In the Monroeville-set legal drama, directed by Destin Daniel Cretton, Stevenson is played by Michael B. Jordan and McMillian by Jamie Foxx. Brie Larson is Eva Ansley, a local advocate who assists Harvard graduate and northern incomer Stevenson. Tim Blake Nelson takes the role of Ralph Myers, a fellow prisoner who wrongly incriminates McMillian, while London-born Rafe Spall plays Chapman, as the local District Attorney who, when Stevenson first takes on the case, stands by the state’s conviction and sentencing of McMillian.

Here are five things you need to know about the brilliant dramatisation of an infamous miscarriage of justice.

1. When we first meet Walter McMillian in Just Mercy, he’s a pulpwood worker in the woods around Monroeville, Alabama. Aged 45 and known locally as Johnny D, he’s stopped by a police roadblock as he drives home from work. Sheriff Tom Tate taunts McMillian. Tate arrests McMillian for the killing of Morrison, who had been shot dead in the dry cleaners where she worked.

McMillian protests his innocence, telling Tate that he’d been at a fish fry near his home, and was seen there by multiple witnesses.

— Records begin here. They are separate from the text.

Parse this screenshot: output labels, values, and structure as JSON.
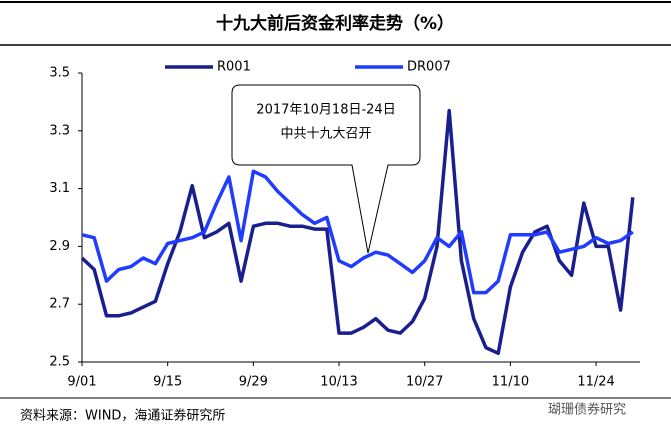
{
  "chart_data": {
    "type": "line",
    "title": "十九大前后资金利率走势（%）",
    "categories": [
      "9/01",
      null,
      null,
      null,
      null,
      null,
      null,
      "9/15",
      null,
      null,
      null,
      null,
      null,
      null,
      "9/29",
      null,
      null,
      null,
      null,
      null,
      null,
      "10/13",
      null,
      null,
      null,
      null,
      null,
      null,
      "10/27",
      null,
      null,
      null,
      null,
      null,
      null,
      "11/10",
      null,
      null,
      null,
      null,
      null,
      null,
      "11/24",
      null,
      null,
      null
    ],
    "series": [
      {
        "name": "R001",
        "color": "#1a1f8f",
        "values": [
          2.86,
          2.82,
          2.66,
          2.66,
          2.67,
          2.69,
          2.71,
          2.84,
          2.95,
          3.11,
          2.93,
          2.95,
          2.98,
          2.78,
          2.97,
          2.98,
          2.98,
          2.97,
          2.97,
          2.96,
          2.96,
          2.6,
          2.6,
          2.62,
          2.65,
          2.61,
          2.6,
          2.64,
          2.72,
          2.9,
          3.37,
          2.85,
          2.65,
          2.55,
          2.53,
          2.76,
          2.88,
          2.95,
          2.97,
          2.85,
          2.8,
          3.05,
          2.9,
          2.9,
          2.68,
          3.07
        ]
      },
      {
        "name": "DR007",
        "color": "#1f3cff",
        "values": [
          2.94,
          2.93,
          2.78,
          2.82,
          2.83,
          2.86,
          2.84,
          2.91,
          2.92,
          2.93,
          2.95,
          3.05,
          3.14,
          2.92,
          3.16,
          3.14,
          3.09,
          3.05,
          3.01,
          2.98,
          3.0,
          2.85,
          2.83,
          2.86,
          2.88,
          2.87,
          2.84,
          2.81,
          2.85,
          2.93,
          2.9,
          2.95,
          2.74,
          2.74,
          2.78,
          2.94,
          2.94,
          2.94,
          2.95,
          2.88,
          2.89,
          2.9,
          2.93,
          2.91,
          2.92,
          2.95
        ]
      }
    ],
    "ylim": [
      2.5,
      3.5
    ],
    "yticks": [
      2.5,
      2.7,
      2.9,
      3.1,
      3.3,
      3.5
    ],
    "annotation": [
      "2017年10月18日-24日",
      "中共十九大召开"
    ],
    "source": "资料来源：WIND，海通证券研究所",
    "watermark": "瑚珊债券研究"
  }
}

Despite this he is tried, convicted and sentenced to death.

2. We see newly-qualified Bryan Stevenson arriving in Monroeville to run the local branch of the Equal Justice Initiative. He’s on a mission to provide proper legal advice to communities and people routinely failed by the system. McMillian’s case is a particularly egregious example of justice denied and Stevenson sets to work, picking apart the original investigation and conviction. He’s assisted by Eve Ansley, a Monroeville resident who’s equally outraged at McMillian’s being sentenced to death – based on, it transpires, zero evidence.

3. Just Mercy is based largely round two towering central performances. Michael B. Jordan is quietly sensational as Stevenson, calmly and methodically working his way towards justice despite the obstacles and intimidation put in his way. It’s a remarkable pivot from the 32-year-old Californian’s last two major roles, as boxer Adonis son of Apollo” Creed in Creed II, the eighth instalment in the Rocky franchise, and as supervillain Erik Killmonger in the mighty Black Panther. Bad guy, complicated guy, good guy; supervillain, mighty athlete, brainiac – Jordan can do the lot.

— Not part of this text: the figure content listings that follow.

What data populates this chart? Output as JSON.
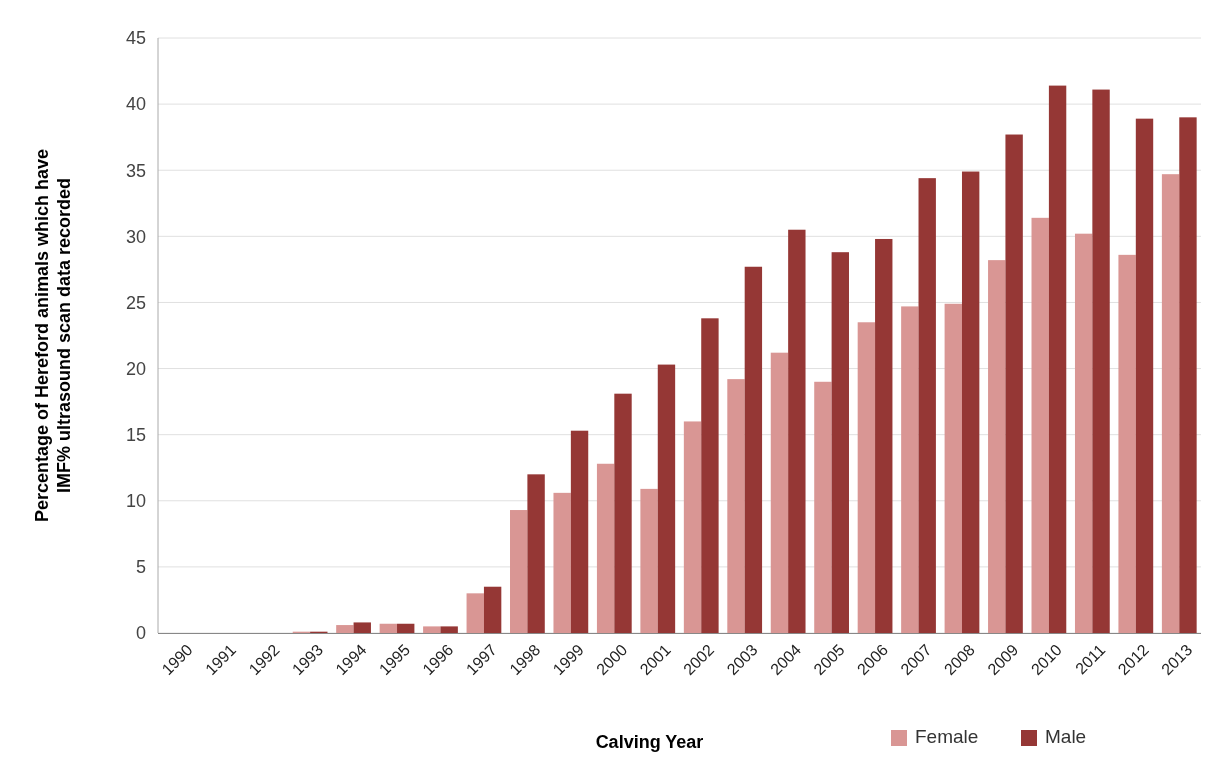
{
  "chart_data": {
    "type": "bar",
    "xlabel": "Calving Year",
    "ylabel": "Percentage of Hereford animals which have IMF% ultrasound scan data recorded",
    "categories": [
      "1990",
      "1991",
      "1992",
      "1993",
      "1994",
      "1995",
      "1996",
      "1997",
      "1998",
      "1999",
      "2000",
      "2001",
      "2002",
      "2003",
      "2004",
      "2005",
      "2006",
      "2007",
      "2008",
      "2009",
      "2010",
      "2011",
      "2012",
      "2013"
    ],
    "series": [
      {
        "name": "Female",
        "color": "#d99694",
        "values": [
          0,
          0,
          0,
          0.1,
          0.6,
          0.7,
          0.5,
          3.0,
          9.3,
          10.6,
          12.8,
          10.9,
          16.0,
          19.2,
          21.2,
          19.0,
          23.5,
          24.7,
          24.9,
          28.2,
          31.4,
          30.2,
          28.6,
          34.7
        ]
      },
      {
        "name": "Male",
        "color": "#953735",
        "values": [
          0,
          0,
          0,
          0.1,
          0.8,
          0.7,
          0.5,
          3.5,
          12.0,
          15.3,
          18.1,
          20.3,
          23.8,
          27.7,
          30.5,
          28.8,
          29.8,
          34.4,
          34.9,
          37.7,
          41.4,
          41.1,
          38.9,
          39.0
        ]
      }
    ],
    "ylim": [
      0,
      45
    ],
    "yticks": [
      0,
      5,
      10,
      15,
      20,
      25,
      30,
      35,
      40,
      45
    ],
    "grid": "y",
    "legend": "bottom right"
  }
}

Even for an actor with a CV as extensive as his, Jamie Foxx is a revelation as Walter McMillian. The Texan, 52, is superlative as the quiet man living the worst possible nightmare. Even when confined to death row, as his cellmates are carted off to be executed by the state, Foxx’s ability to convey McMillian’s simmering rage yet quiet dignity is never less than compelling.

4. As a stuck-in-his-ways local official, Rafe Spall does both a great southern drawl and also a fantastic adversary – some distance from the most recent role in which we’ve seen him, playing the plucky hero in the BBC’s recent adaptation of War of the Worlds. And, certainly in his earliest scenes in Just Mercy, the 36-year-old from south London hasn’t been this unsettling since his psychotic gangster in cult 2011 BBC thriller The Shadow Line. You can’t say the man doesn’t have range.

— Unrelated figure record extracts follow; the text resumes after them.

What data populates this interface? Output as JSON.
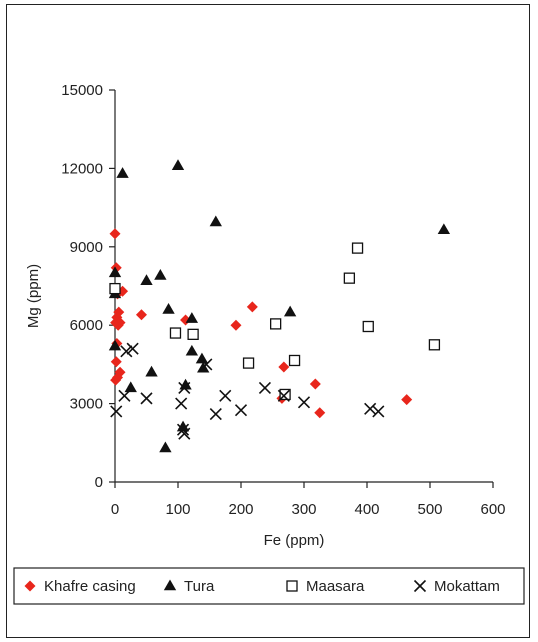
{
  "chart_data": {
    "type": "scatter",
    "title": "",
    "xlabel": "Fe (ppm)",
    "ylabel": "Mg (ppm)",
    "xlim": [
      0,
      600
    ],
    "ylim": [
      0,
      15000
    ],
    "xticks": [
      0,
      100,
      200,
      300,
      400,
      500,
      600
    ],
    "yticks": [
      0,
      3000,
      6000,
      9000,
      12000,
      15000
    ],
    "grid": false,
    "legend_placement": "bottom",
    "series": [
      {
        "name": "Khafre casing",
        "marker": "diamond",
        "color": "#e8261c",
        "points": [
          [
            0,
            9500
          ],
          [
            2,
            8200
          ],
          [
            4,
            7200
          ],
          [
            6,
            6500
          ],
          [
            3,
            6300
          ],
          [
            1,
            6100
          ],
          [
            5,
            6000
          ],
          [
            8,
            6100
          ],
          [
            3,
            5300
          ],
          [
            2,
            4600
          ],
          [
            8,
            4200
          ],
          [
            4,
            4000
          ],
          [
            1,
            3900
          ],
          [
            12,
            7300
          ],
          [
            42,
            6400
          ],
          [
            112,
            6200
          ],
          [
            192,
            6000
          ],
          [
            218,
            6700
          ],
          [
            268,
            4400
          ],
          [
            265,
            3200
          ],
          [
            318,
            3750
          ],
          [
            325,
            2650
          ],
          [
            463,
            3150
          ]
        ]
      },
      {
        "name": "Tura",
        "marker": "triangle",
        "color": "#111111",
        "points": [
          [
            12,
            11800
          ],
          [
            100,
            12100
          ],
          [
            160,
            9950
          ],
          [
            522,
            9650
          ],
          [
            0,
            8000
          ],
          [
            0,
            7200
          ],
          [
            50,
            7700
          ],
          [
            72,
            7900
          ],
          [
            85,
            6600
          ],
          [
            122,
            6250
          ],
          [
            278,
            6500
          ],
          [
            0,
            5200
          ],
          [
            122,
            5000
          ],
          [
            138,
            4700
          ],
          [
            140,
            4350
          ],
          [
            58,
            4200
          ],
          [
            25,
            3600
          ],
          [
            112,
            3700
          ],
          [
            108,
            2100
          ],
          [
            80,
            1300
          ]
        ]
      },
      {
        "name": "Maasara",
        "marker": "square",
        "color": "#111111",
        "points": [
          [
            0,
            7400
          ],
          [
            96,
            5700
          ],
          [
            124,
            5650
          ],
          [
            255,
            6050
          ],
          [
            372,
            7800
          ],
          [
            385,
            8950
          ],
          [
            402,
            5950
          ],
          [
            507,
            5250
          ],
          [
            212,
            4550
          ],
          [
            285,
            4650
          ],
          [
            270,
            3350
          ]
        ]
      },
      {
        "name": "Mokattam",
        "marker": "x",
        "color": "#111111",
        "points": [
          [
            2,
            2700
          ],
          [
            18,
            5000
          ],
          [
            28,
            5100
          ],
          [
            15,
            3300
          ],
          [
            50,
            3200
          ],
          [
            105,
            3000
          ],
          [
            110,
            3600
          ],
          [
            145,
            4500
          ],
          [
            108,
            2000
          ],
          [
            110,
            1850
          ],
          [
            160,
            2600
          ],
          [
            175,
            3300
          ],
          [
            200,
            2750
          ],
          [
            238,
            3600
          ],
          [
            268,
            3300
          ],
          [
            300,
            3050
          ],
          [
            405,
            2800
          ],
          [
            418,
            2700
          ]
        ]
      }
    ]
  }
}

5. In a still-active career Bryan Stevenson, now aged 60, has been involved in saving dozens of prisoners from execution. And, having founded the Equal Justice Initiative in Montgomery, he was also instrumental in having built the city’s National Memorial for Peace and Justice, also known as the National Lynching Memorial.

Racial injustices and horrors past, recent and ongoing: Bryan Stevenson is a man committed to fighting them all. Just Mercy is a fitting tribute to him and to the memory of Walter McMillian.